Strange Symptoms

If you have any of these symptoms or other symptoms that are confusing or curious or make you think “is this something other folx with ME have?”, feel free to share about it with us via email or social media or in the comments of videos. I’ll do my best to keep track of “strange symptoms” here and try to update regularly as more people write in. We’ll also try to read messages in podcasts.

visual memory

In our first check in with listeners about “strange symptoms” I (Dov) mentioned that since I’ve had ME I can no longer access visual memory except very vaguely. Most of the time my mind just feels like dark empty space. I know I must in some way have access to visual memory because I have memories and I can describe things. But it’s not something I can “see.” I’ve heard from a few other people who have similar symptoms.

One person, I can’t find the message (working on organization) said they do have an absence of visual memory, but have had ME as long as they can remember, so they can’t say that something changed after getting ME.

And Christina writes, “I used to remember things visually, like what the building looks like what colour it’s got et cetera but now I cannot. I find it extremely difficult putting names to faces as well.” Christina has a neurologist appointment coming up. She asks if anyone has suggestions, things that have helped them. We’re very wary here at PEMpd of having any kind of medical suggestions , but I recommend asking on social media sites using the No End In Sight (excellent podcast by Brianne Benness) hashtag #NEISvoid. I’m not sure what’s happening with Twitter because eek (used to be a place where people used this hashtag a lot) but you could try there or on Instagram or Mastodon…

Burning Skin

Christina talks also about burning skin. “Burning skin ,feeling like sunburn. more prominent on the arms, but all over the body.”

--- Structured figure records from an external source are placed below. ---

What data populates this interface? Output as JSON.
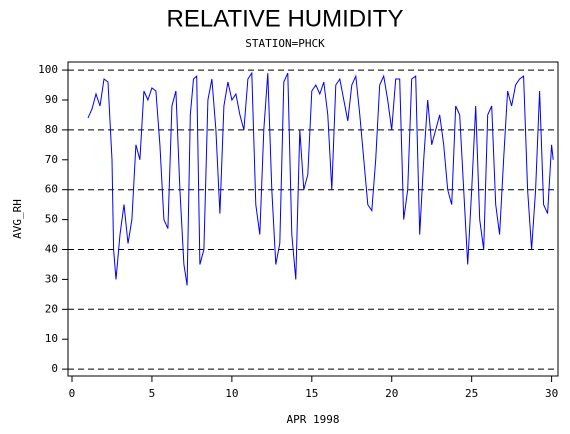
{
  "chart_data": {
    "type": "line",
    "title": "RELATIVE HUMIDITY",
    "subtitle": "STATION=PHCK",
    "y_label": "AVG_RH",
    "x_label": "APR 1998",
    "color": "#0000ff",
    "grid": true,
    "xlim": [
      -0.25,
      30.4
    ],
    "ylim": [
      -2.3,
      102.7
    ],
    "xticks": [
      0,
      5,
      10,
      15,
      20,
      25,
      30
    ],
    "yticks": [
      0,
      10,
      20,
      30,
      40,
      50,
      60,
      70,
      80,
      90,
      100
    ],
    "x": [
      1.0,
      1.25,
      1.5,
      1.75,
      2.0,
      2.25,
      2.5,
      2.6,
      2.75,
      3.0,
      3.25,
      3.5,
      3.75,
      4.0,
      4.25,
      4.5,
      4.75,
      5.0,
      5.25,
      5.5,
      5.75,
      6.0,
      6.25,
      6.5,
      6.75,
      7.0,
      7.2,
      7.4,
      7.6,
      7.8,
      8.0,
      8.25,
      8.5,
      8.75,
      9.0,
      9.25,
      9.5,
      9.75,
      10.0,
      10.25,
      10.5,
      10.75,
      11.0,
      11.25,
      11.5,
      11.75,
      12.0,
      12.25,
      12.5,
      12.75,
      13.0,
      13.25,
      13.5,
      13.75,
      14.0,
      14.25,
      14.5,
      14.75,
      15.0,
      15.25,
      15.5,
      15.75,
      16.0,
      16.25,
      16.5,
      16.75,
      17.0,
      17.25,
      17.5,
      17.75,
      18.0,
      18.25,
      18.5,
      18.75,
      19.0,
      19.25,
      19.5,
      19.75,
      20.0,
      20.25,
      20.5,
      20.75,
      21.0,
      21.25,
      21.5,
      21.75,
      22.0,
      22.25,
      22.5,
      22.75,
      23.0,
      23.25,
      23.5,
      23.75,
      24.0,
      24.25,
      24.5,
      24.75,
      25.0,
      25.25,
      25.5,
      25.75,
      26.0,
      26.25,
      26.5,
      26.75,
      27.0,
      27.25,
      27.5,
      27.75,
      28.0,
      28.25,
      28.5,
      28.75,
      29.0,
      29.25,
      29.5,
      29.75,
      30.0,
      30.1
    ],
    "values": [
      84,
      87,
      92,
      88,
      97,
      96,
      70,
      40,
      30,
      45,
      55,
      42,
      50,
      75,
      70,
      93,
      90,
      94,
      93,
      75,
      50,
      47,
      88,
      93,
      60,
      35,
      28,
      85,
      97,
      98,
      35,
      40,
      90,
      97,
      80,
      52,
      88,
      96,
      90,
      92,
      85,
      80,
      97,
      99,
      55,
      45,
      80,
      99,
      60,
      35,
      42,
      96,
      99,
      45,
      30,
      80,
      60,
      65,
      93,
      95,
      92,
      96,
      85,
      60,
      95,
      97,
      90,
      83,
      95,
      98,
      85,
      70,
      55,
      53,
      70,
      95,
      98,
      90,
      80,
      97,
      97,
      50,
      60,
      97,
      98,
      45,
      70,
      90,
      75,
      80,
      85,
      75,
      60,
      55,
      88,
      85,
      60,
      35,
      60,
      88,
      50,
      40,
      85,
      88,
      55,
      45,
      70,
      93,
      88,
      95,
      97,
      98,
      60,
      40,
      60,
      93,
      55,
      52,
      75,
      70
    ]
  }
}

I don’t get burning skin much (occasionally on my face), but I do sometimes have this strange feeling that the sun is on my face when it is very much not, a sensation of light and heat. It’s disconcerting, but not painful. And I get skin aches sometimes, where some patch of skin feels both burnt and bruised. It’s painful and uncomfortable both.

Peeing situations

Christina also talks about having to pee and not being able to or having to push really hard to pee.

I definitely have the feeling of pressure like I have to pee quite often and then when I try to pee there is very little pee happening. (I know I read somewhere that ME negatively affects muscles in the bladder but I don’t remember where and don’t know if it’s true.)

Spiders

Lisa: Does anyone else get spiders? When I’m crashing I get small visual disturbances like I just caught sight of a spider out of the corner of my eye. Find myself looking round at things to see what moved when nothing did. #MEAwarenessHour #weirdsymptoms #MECFS #LongCovid

Numbness

Josefine: My weird symptom is i get sporadic numbness in my body. It can often start with feeling pain in my neck, wrist or leg where the artery is for an entire day, then it suddenly stops and is followed by complete numbness in the area where the pain was. Doctor is of course like "idk" so I assume it's just the ME :')

Tiny Lumps in Abdomen

In Episode 5 Kirstie shares: When I have over-exerted myself or eaten something that triggers inflammation I get tiny lumps that appear in my abdomen under my skin. I think it’s lymph node activation but not sure. Had it early onset and now after my more severe relapse after the AZ jab in 2021. Comes and goes. Feels like gristle and sometimes can be painful and coincide with rib pain.